Gemma’s in Paris this week.

Paris: Just don’t look down and it’ll be grand!

Gemma Good's The Good Life visits Paris.

I heard about the Paris Depression after I visited Paris. Honestly I thought it was a load of waffle that this person had come up with on the spot, as if to say I told you it wasn’t that great. So I did what everyone else does in these situations, went along with it and pretended I knew what they were on about and then went home and googled it. Turns out Paris syndrome is actually a psychological condition experienced mostly by Japanese tourists who romanticise the city so much before arrival, causing them to experience severe culture shock when the city doesn’t live up to their expectations. More severe cases cause symptoms such as hallucinations, anxiety, dizziness and sweating. Although people of all nationalities can experience the syndrome, Japanese people supposedly have a particular fascination with all things French, which is why it affects them so acutely. This is all according to google, unfortunately I have not met anybody from Japan to back this up but you best be sure it will be the first thing I ask about when I do. The cure? Book a one way flight home to Japan and never return to Paris. Harsh.

While I did not experience any of the symptoms of Paris syndrome, I wasn’t all that enamoured with the most romantic city in the world. I went with one of my friends from secondary school so, while I wasn’t expecting her to drop down on one knee or anything, the most romantic thing I saw was two rats playing with each other beneath the Eiffel Tower. Yes I am starting with the negative parts, however the rats and mice were a deal breaker for me. Now, I am from the sticks of Cavan and grew up on a farm. I am no stranger to rats and mice, my cat often trotted through the house proudly with a tiny corpse dangling from her mouth. Disgusting I know, but cat owners will be able to relate. I can deal with this.

We went for a meal in the evening in a restaurant close to our hotel. Both of us opted for steak and it was beautiful, red wine, crème brulee, the works, we know how to treat ourselves. It wasn’t the most expensive restaurant in Paris but I’d say it was middle of the road. As we sipped our drinks and chatted afterwards, I noticed something darting around in the corner of the room. Initially I thought I was seeing things, it was a quick movement. The third time I saw two little mice running around inside the restaurant. I told my friend who also saw them. We said we would finish our drinks and leave, as long as they were on the floor they wouldn’t bother us. I couldn’t help thinking that, if they were in the restaurant, then they were surely in the kitchen, possibly running around the utensils used to make the food we just ate. My train of thought was disturbed.

“Gemma, they’re on the couch.”

With her vantage point sitting in front of me, my friend could see the two mice running along the couch I was sitting on. We paid and left. My friend had just ordered a cocktail but didn’t want to finish it due to our uninvited little guests.

Later that night, we called into another bar where a rat insisted on joining us. We told the waiter who looked at us in confusion. He explained that due to the proximity of the metro, rats and mice are common in Paris. I still don’t think this is reason enough to have a meal or drink with them running around at your feet. We asked to be moved outside, which he did reluctantly. Is this a thing that is accepted in Paris? I know in Ireland the HSA would have a thing or two to say.

While I don’t think I had Paris syndrome, I did start to sweat a little with beady eyes staring at me and running around my feet. I promise though, Paris has its good points. Absolutely everybody talks about how rude the Parisians are. I have to say I experienced the complete opposite. I found the people very friendly and only too happy to switch to English when they realised my standard of French was basic at best. All museums in Paris are free to European citizens under the age of 26 years. We visited the Panthéon, which is a cruciform building where prominent French men and women were buried. You can actually go down into the tombs, which is amazing. The walls of the building are decorated with stunning paintings depicting French history. Honestly you could spend days in this building, we got there quite late so we didn’t have much time but I still enjoyed it immensely.

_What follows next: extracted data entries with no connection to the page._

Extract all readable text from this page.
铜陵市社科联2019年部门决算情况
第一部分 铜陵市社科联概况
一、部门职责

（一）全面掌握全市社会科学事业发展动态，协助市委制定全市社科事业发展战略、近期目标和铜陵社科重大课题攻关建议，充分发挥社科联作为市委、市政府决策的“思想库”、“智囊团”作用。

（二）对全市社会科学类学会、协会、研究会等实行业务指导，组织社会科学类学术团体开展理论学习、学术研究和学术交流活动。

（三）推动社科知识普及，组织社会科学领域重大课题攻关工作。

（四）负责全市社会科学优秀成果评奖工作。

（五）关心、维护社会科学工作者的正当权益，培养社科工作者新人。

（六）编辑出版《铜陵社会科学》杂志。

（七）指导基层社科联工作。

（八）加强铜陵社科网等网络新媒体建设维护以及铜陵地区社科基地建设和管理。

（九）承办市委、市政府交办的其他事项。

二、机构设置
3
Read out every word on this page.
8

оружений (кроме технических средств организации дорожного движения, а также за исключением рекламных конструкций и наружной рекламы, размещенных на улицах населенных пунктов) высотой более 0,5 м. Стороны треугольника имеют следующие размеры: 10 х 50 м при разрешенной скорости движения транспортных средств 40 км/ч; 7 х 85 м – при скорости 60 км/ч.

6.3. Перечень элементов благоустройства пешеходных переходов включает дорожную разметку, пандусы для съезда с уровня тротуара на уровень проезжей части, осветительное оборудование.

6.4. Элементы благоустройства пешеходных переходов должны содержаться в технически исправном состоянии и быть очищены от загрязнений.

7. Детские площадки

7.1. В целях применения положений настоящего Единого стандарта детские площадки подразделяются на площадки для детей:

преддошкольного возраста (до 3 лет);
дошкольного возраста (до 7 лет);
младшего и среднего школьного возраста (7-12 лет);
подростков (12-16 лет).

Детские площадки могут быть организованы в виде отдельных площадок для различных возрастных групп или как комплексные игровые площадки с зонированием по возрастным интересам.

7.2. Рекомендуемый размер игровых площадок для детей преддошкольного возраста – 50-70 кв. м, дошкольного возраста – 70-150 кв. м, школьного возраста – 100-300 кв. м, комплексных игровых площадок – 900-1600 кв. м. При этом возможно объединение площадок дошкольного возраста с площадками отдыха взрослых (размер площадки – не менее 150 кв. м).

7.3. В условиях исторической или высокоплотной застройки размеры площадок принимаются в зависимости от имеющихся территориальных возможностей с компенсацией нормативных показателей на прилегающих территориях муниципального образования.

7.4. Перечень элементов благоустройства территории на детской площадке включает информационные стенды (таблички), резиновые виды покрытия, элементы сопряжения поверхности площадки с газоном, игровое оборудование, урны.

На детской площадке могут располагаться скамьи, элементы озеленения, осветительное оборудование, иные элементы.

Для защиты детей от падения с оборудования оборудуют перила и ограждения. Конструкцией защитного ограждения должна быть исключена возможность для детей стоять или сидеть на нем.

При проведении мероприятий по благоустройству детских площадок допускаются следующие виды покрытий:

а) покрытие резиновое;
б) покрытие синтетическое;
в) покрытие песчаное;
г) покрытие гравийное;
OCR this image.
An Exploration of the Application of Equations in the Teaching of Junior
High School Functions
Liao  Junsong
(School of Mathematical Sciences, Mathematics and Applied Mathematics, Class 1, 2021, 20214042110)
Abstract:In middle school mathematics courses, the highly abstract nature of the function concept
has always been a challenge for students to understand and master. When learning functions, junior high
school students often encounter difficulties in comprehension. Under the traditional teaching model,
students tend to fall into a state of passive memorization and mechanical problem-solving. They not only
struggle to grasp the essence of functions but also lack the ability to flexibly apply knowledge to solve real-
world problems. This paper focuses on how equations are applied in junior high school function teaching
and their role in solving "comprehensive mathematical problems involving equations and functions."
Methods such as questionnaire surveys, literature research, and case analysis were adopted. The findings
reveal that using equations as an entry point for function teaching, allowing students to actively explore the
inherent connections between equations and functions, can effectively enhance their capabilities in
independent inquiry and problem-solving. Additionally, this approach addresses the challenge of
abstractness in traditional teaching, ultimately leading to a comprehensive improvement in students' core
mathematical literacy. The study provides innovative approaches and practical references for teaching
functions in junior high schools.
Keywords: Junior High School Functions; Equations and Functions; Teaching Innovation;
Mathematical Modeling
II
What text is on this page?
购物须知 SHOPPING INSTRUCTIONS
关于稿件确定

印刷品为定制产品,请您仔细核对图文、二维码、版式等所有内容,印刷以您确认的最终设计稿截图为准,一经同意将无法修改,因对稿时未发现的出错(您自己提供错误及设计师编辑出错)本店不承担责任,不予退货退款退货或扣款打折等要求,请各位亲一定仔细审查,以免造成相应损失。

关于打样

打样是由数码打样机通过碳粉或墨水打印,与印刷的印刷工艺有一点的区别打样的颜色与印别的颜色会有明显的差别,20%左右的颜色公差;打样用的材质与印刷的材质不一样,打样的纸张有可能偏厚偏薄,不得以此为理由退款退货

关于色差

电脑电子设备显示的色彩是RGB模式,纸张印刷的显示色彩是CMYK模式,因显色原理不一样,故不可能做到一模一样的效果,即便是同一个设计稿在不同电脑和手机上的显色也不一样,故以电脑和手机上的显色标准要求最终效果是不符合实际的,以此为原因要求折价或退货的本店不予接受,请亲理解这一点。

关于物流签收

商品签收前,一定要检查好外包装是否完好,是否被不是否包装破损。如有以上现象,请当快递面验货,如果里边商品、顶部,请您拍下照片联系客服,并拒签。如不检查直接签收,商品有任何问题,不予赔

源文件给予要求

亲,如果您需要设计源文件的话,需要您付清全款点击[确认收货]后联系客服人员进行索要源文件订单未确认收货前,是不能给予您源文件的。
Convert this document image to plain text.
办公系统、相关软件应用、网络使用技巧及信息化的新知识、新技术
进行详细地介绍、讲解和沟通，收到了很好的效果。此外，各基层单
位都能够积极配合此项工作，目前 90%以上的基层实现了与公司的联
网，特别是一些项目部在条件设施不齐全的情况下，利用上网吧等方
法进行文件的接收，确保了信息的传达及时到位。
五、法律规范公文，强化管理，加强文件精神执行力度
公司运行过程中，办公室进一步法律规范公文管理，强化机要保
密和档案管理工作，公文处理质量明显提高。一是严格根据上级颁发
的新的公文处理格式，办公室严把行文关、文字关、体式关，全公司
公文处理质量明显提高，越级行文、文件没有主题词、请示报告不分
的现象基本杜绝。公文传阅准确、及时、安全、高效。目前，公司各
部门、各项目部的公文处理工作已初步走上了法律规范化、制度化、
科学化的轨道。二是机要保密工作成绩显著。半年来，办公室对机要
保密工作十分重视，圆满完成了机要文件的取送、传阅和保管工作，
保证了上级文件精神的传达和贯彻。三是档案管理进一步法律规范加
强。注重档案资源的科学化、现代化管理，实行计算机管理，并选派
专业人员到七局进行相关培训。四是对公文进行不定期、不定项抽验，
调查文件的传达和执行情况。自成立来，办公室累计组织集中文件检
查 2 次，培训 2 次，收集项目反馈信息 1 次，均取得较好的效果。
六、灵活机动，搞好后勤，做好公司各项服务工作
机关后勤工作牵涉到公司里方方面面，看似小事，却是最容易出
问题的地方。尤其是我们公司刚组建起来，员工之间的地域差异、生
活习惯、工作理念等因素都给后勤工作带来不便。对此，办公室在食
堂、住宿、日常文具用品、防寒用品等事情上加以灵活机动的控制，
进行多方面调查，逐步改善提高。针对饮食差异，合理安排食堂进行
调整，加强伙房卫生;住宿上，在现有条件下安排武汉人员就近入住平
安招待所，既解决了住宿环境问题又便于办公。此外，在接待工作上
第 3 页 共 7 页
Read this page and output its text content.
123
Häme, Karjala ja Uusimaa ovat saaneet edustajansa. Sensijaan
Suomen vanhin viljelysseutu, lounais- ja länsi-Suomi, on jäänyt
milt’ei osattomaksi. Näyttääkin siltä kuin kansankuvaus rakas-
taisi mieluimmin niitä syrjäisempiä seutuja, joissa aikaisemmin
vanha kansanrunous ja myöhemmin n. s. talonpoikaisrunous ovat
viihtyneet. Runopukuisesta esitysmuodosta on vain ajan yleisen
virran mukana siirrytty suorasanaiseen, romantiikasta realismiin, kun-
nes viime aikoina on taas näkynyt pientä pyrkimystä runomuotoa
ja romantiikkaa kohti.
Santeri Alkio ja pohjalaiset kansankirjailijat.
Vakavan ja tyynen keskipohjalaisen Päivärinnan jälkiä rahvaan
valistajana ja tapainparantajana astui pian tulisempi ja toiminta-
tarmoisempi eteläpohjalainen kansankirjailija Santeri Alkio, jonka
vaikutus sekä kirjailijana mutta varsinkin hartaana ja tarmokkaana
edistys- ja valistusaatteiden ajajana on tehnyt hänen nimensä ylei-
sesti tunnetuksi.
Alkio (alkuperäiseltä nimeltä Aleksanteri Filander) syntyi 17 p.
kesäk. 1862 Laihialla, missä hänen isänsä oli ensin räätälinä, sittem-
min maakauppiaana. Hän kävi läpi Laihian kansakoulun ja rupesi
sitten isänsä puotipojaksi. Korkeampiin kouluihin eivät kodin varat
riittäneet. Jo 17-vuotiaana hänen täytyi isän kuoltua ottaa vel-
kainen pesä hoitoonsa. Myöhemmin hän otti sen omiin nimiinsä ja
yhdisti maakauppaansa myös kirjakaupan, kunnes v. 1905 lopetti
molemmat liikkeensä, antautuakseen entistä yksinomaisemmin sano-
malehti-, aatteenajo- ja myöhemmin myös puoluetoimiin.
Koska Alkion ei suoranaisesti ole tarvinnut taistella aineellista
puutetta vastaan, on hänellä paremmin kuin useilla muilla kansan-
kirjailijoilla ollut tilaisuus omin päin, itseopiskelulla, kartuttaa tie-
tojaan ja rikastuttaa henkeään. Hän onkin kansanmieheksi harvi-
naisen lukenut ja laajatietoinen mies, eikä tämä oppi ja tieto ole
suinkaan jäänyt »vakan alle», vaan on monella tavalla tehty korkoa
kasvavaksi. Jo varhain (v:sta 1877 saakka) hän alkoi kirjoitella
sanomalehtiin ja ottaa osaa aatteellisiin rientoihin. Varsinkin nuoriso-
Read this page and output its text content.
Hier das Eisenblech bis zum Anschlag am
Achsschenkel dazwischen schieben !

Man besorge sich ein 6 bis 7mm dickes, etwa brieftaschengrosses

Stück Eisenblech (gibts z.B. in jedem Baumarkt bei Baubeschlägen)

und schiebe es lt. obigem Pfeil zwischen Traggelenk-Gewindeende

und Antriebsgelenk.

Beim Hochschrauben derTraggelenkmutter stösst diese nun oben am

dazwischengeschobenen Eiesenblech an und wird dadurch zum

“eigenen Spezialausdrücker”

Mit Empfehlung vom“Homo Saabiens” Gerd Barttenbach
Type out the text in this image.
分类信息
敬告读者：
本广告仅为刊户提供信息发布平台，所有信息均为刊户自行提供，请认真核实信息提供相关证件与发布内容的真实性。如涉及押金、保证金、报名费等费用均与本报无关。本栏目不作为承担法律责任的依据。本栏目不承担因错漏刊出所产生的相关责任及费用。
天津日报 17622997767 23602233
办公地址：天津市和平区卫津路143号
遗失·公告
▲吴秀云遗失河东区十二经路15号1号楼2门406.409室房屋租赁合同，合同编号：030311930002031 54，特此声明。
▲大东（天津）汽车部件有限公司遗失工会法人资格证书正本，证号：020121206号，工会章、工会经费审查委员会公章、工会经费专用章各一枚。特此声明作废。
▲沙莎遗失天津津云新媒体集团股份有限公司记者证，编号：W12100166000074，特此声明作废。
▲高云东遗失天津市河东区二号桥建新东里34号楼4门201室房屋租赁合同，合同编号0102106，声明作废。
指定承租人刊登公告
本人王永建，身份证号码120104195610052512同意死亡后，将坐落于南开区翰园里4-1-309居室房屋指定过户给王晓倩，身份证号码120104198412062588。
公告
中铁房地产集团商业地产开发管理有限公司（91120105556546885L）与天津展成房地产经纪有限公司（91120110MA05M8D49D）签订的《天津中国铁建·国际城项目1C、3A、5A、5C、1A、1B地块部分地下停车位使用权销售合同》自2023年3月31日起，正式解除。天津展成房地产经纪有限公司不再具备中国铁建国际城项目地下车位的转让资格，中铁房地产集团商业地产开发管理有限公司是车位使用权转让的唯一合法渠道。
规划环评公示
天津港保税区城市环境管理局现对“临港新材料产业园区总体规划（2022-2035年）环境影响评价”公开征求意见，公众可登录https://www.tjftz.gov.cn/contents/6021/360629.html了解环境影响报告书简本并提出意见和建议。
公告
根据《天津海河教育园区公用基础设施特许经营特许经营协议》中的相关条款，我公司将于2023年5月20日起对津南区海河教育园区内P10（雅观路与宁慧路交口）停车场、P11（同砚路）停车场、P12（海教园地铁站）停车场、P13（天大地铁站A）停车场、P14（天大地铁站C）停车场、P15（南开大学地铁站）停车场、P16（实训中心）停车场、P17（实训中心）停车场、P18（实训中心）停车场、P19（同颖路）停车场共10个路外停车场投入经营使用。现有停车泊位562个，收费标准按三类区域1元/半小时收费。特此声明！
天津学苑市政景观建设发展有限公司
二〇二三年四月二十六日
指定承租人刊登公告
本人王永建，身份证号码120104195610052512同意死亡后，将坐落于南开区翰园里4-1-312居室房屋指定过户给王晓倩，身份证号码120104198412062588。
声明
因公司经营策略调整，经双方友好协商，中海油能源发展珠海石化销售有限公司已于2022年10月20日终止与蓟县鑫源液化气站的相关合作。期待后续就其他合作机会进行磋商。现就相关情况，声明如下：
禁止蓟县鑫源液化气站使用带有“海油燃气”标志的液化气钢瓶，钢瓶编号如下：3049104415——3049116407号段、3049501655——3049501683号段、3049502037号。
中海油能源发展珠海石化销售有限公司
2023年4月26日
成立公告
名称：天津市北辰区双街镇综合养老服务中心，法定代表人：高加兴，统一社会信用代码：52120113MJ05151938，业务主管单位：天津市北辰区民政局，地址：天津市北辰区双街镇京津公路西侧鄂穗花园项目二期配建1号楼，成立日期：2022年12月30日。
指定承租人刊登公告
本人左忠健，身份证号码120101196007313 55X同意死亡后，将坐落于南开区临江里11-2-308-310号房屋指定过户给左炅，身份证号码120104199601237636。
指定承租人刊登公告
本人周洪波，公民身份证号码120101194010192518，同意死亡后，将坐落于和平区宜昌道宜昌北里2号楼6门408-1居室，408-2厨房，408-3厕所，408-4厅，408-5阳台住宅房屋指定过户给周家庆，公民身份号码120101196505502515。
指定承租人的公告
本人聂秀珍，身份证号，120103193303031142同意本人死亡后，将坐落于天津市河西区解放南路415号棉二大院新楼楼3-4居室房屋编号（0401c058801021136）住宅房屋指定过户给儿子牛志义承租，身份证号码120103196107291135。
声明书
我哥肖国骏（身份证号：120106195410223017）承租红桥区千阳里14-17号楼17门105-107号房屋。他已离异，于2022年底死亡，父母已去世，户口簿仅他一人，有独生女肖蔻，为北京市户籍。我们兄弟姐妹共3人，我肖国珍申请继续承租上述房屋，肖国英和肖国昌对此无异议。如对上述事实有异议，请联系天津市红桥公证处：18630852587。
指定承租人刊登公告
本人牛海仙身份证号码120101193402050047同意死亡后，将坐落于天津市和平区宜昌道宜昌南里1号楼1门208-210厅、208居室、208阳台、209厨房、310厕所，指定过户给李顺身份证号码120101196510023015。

We visited the Sacre coeur, which is also well worth the effort. I’m no architect but these buildings are like nothing I have ever seen before, it’s surreal to see in person what we learned about in French class. The Eiffel Tower and the light show it casts across the city is magical (if you keep looking up, you can’t even notice the rats running around beneath). My bit of training in Cavan’s Fit Forever stood to me, while climbing the stairs to the Arc de Triomphe and gladly so. The view from the top is stunning and so worth it. We also got to do this for free, which was a bonus. This was by far my favourite thing to do - followed by window-shopping on the Champs d'Elysee (I was truly in my element).

To sum up, I would return to Paris. We stayed for one night, which was not enough time to explore the city and its museums, and I will definitely return someday just to do this. Like all things, sometimes the anticipation is the best part. It can’t be the fault of a city that we have high expectations. Just don’t look down and you will be fine.